For convenience I make a folder off the C drive called Certs, then i place the above text in a text file called commands-used.txt or something like that. That way I can go back to it.

After you generate the file, c:\certs\webmail_exernaldomain_com.csr, you need to submit it the the certificate authority. I like to use Digicert.com because they have the best price on a 4 name san certificate. BTW, these are also called a “unified communications” certificate.
You will get back another file from digicert.com that is the other half of this certificate.

Download this file, which will end in .cer to the root of the c: drive. Let’s call it newcert.cer for sake of discussion.
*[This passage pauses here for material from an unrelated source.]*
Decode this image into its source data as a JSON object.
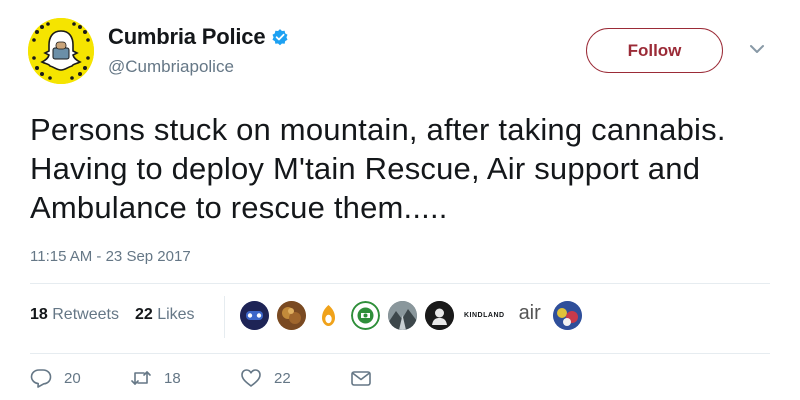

Then use the following powershell command to install the certificate.

For Exchange 2007 type:

Import-ExchangeCertificate -Path C:\newcert.cer

You will see it echo back the thumbprint of the certificate, highlight the thumprint and put it in the clipboard.

For Exchange 2010 type:

Import-ExchangeCertificate -FileData ([Byte[]]$(Get-Content -Path c:\certs\your_domain_name.cer -Encoding byte -ReadCount 0)) 

For both version of Exchange, the command to enable the certificate is:

Enable-ExchangeCertificate -Thumbprint xyxxyxyxyxy -Services SMTP, IIS

Where the xyx… is the thumbprint you put in clipboard.

Test it by accessing owa, https://servername.internaldns.local/owa on the server and viewing the certificate in the browser.

You can also test it by performing a telnet to the server’s ip address, port 25 and issue a starttls command.

That’s pretty much it for the cert generation. You can delete the private self generated cert if you want. The biggest problem people run into is the powershell code.